Change in job priority: In the second scenario, another job with a higher priority was submitted during a job run and the job’s priority was lowered. Figure 7 shows the number of total resources that was used and the total execution time in scenario 1. At 5000 s, a high-priority job was submitted and the system released 12 cluster resources. Without ARP, the total number of resources was reduced to 27 and the number of cloud resources was the same, but the result was beyond the deadline. When ARP was used, the number of resources was increased, but it did not exceed the deadline, indicating that user requirements have been met.

These results indicate that the suggested adaptive resource provisioning method is sensitive to changes in resource availability and job priorities and can satisfy user requirements. In addition, both horizontal and vertical scaling are sufficient to control resources of the cloud, but in the case of vertical scaling, it should be reflected to have some overhead including the VM reboot time.
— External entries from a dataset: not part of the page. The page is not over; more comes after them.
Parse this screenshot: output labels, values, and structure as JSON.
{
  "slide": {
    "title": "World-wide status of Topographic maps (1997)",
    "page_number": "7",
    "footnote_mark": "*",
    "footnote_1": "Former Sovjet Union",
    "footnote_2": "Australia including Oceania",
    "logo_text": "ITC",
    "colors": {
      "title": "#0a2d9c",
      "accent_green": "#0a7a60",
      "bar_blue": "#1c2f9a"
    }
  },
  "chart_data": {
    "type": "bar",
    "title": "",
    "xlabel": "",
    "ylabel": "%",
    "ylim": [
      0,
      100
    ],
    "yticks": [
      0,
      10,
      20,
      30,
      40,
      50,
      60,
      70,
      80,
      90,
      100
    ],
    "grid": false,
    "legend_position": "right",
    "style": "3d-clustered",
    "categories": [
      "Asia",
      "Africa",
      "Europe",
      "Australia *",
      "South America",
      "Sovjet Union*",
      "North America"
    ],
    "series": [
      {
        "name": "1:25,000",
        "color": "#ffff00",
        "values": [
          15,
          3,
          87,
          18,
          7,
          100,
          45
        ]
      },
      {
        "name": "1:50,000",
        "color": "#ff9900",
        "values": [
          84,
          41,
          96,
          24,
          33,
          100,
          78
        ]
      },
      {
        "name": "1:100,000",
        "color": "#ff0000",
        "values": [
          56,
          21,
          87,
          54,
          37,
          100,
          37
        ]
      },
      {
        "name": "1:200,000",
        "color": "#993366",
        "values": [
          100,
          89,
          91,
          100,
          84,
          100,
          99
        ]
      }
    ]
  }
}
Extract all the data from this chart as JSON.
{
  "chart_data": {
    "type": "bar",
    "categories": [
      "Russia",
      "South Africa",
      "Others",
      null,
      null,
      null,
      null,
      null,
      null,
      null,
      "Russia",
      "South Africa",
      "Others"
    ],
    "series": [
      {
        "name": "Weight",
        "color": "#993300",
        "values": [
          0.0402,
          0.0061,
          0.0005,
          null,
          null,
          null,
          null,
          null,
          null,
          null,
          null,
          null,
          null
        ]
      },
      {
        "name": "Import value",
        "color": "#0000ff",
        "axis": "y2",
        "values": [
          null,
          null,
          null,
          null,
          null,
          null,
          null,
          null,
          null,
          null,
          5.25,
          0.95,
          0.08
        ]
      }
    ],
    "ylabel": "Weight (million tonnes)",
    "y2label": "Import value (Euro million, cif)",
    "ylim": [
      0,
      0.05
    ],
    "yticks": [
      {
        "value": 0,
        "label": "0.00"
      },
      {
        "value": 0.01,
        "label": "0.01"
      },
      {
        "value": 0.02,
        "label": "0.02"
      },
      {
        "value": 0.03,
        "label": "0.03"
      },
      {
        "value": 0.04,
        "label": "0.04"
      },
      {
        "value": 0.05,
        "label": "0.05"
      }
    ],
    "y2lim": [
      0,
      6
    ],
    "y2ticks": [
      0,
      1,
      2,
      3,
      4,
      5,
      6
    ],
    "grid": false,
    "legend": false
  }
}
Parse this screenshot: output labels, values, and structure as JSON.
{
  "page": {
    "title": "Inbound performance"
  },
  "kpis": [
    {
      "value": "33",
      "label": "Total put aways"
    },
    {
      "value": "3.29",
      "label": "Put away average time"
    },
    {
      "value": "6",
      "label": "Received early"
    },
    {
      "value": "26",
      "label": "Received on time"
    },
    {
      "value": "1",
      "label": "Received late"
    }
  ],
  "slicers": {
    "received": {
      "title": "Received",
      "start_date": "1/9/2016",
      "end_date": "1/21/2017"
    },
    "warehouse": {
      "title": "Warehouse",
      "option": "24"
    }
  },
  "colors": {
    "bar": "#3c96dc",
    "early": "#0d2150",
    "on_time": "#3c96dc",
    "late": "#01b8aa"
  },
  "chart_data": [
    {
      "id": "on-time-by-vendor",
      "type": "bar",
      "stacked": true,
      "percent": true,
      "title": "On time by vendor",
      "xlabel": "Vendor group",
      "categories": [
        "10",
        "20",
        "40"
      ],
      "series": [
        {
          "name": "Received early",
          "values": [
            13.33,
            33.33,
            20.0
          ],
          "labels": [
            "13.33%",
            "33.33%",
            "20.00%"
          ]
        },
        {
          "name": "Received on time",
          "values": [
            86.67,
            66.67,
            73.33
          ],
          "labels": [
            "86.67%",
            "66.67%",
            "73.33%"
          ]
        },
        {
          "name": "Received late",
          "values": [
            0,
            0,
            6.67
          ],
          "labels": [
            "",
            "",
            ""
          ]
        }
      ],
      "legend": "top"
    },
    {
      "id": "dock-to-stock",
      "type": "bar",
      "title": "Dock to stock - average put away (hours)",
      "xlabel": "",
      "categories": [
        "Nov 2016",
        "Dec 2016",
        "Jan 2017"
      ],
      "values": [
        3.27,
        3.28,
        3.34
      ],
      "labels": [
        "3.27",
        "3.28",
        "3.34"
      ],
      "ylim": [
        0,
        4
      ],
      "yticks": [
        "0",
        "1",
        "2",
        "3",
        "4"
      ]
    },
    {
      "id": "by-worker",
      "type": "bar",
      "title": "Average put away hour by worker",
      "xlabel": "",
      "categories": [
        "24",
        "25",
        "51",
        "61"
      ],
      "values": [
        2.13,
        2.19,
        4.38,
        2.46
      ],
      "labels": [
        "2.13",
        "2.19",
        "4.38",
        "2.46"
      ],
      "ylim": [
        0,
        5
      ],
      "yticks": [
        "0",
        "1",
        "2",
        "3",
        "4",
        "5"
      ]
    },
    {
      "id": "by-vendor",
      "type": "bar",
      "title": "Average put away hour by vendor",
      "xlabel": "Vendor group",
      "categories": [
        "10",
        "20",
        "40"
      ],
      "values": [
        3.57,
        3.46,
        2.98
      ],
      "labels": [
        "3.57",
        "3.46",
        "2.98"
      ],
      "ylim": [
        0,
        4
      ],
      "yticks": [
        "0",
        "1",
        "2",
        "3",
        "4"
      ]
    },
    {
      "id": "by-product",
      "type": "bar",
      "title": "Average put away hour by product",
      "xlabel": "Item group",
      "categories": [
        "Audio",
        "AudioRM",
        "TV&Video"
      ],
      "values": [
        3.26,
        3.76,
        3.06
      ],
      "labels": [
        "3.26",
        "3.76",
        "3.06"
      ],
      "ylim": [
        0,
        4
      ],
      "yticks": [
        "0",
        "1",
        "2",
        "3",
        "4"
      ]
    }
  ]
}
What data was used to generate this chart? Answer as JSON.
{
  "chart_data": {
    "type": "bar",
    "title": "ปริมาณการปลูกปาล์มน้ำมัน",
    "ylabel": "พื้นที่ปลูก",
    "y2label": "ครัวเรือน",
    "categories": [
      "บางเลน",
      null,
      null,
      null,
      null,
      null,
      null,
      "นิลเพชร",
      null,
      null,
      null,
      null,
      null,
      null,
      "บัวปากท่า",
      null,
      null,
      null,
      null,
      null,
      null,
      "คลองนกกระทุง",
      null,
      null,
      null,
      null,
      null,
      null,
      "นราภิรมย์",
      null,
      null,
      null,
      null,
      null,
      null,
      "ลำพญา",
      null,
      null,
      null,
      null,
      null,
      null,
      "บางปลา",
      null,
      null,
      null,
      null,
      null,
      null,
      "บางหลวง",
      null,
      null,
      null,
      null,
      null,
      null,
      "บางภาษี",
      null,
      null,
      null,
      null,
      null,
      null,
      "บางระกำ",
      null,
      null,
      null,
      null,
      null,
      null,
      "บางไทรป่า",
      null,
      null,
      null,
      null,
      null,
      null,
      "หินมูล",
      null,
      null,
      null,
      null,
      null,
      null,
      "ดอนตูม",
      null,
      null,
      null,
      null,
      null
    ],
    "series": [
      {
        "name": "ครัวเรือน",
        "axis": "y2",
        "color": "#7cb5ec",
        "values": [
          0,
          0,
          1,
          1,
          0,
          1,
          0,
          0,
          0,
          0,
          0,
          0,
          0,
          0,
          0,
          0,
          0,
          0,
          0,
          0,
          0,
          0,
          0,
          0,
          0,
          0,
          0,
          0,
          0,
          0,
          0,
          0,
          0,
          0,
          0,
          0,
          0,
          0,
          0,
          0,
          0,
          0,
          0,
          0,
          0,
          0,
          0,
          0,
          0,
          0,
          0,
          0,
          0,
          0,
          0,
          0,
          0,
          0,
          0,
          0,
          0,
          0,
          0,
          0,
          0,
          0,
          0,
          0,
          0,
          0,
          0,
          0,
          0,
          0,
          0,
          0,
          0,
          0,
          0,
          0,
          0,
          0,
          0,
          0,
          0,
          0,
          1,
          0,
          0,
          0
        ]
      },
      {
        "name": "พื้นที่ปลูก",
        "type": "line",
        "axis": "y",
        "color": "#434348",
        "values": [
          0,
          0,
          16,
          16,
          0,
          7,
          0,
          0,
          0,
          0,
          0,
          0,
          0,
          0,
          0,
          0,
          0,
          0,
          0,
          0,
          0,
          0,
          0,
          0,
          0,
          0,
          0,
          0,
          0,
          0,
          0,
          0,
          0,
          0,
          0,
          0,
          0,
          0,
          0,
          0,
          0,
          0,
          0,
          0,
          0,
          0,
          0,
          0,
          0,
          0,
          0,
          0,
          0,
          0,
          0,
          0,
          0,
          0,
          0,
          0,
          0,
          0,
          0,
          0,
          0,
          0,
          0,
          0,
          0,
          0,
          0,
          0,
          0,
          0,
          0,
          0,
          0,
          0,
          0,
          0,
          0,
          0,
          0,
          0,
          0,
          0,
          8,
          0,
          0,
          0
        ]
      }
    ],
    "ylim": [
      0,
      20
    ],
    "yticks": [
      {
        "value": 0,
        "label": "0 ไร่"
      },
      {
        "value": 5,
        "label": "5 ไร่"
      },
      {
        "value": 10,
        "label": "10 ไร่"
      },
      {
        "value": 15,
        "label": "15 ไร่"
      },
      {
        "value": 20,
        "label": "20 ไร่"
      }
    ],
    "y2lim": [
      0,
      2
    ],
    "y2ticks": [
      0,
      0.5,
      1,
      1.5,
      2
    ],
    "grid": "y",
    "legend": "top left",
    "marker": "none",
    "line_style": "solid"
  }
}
In the future, it is necessary to improve the algorithm such that the amount of resources to be controlled can be predicted and adjusted accurately.

Fig. 6
figure 6

Scenario 1: change in resource availability

Fig. 7
figure 7

Scenario 2: change in job priority

6 Conclusion

In this paper, an adaptive resource provisioning method that is suitable for application characteristics was proposed through the study of job histories in a heterogeneous computing environment in which clusters and cloud resources were used. For the job history learning model, the MLP and the error back-propagation approach were applied for the learning of job history of computational science applications in a heterogeneous computing infrastructure. In addition, an adaptive scheme in which a horizontal scaling that adjusts the number of virtual machines according to the system state was proposed. Two CPU-intensive applications were subjected to experiments according to the proposed model and algorithms in a heterogeneous infrastructure consisting of cluster and cloud environments. Through the proposed algorithm, it was possible to efficiently provision resources in terms of cost and performance by inferring appropriate resources in which user requirements and available systemic resources were considered; furthermore, it was possible to effectively manage resources in response to changes in the available systemic resources. In this paper, the results that were mostly influenced by the number of VM vCPUs in the CPU-intensive applications were presented. In the future, we will carry out more experiments with diverse types of HPC and HTC applications. Furthermore, it will be necessary to conduct a performance comparison experiment with other inference techniques (related studies). Advanced adaptive algorithms are also needed to accurately predict the amount of resources. To do this, we will extend the job history data to conduct performance comparison experiments.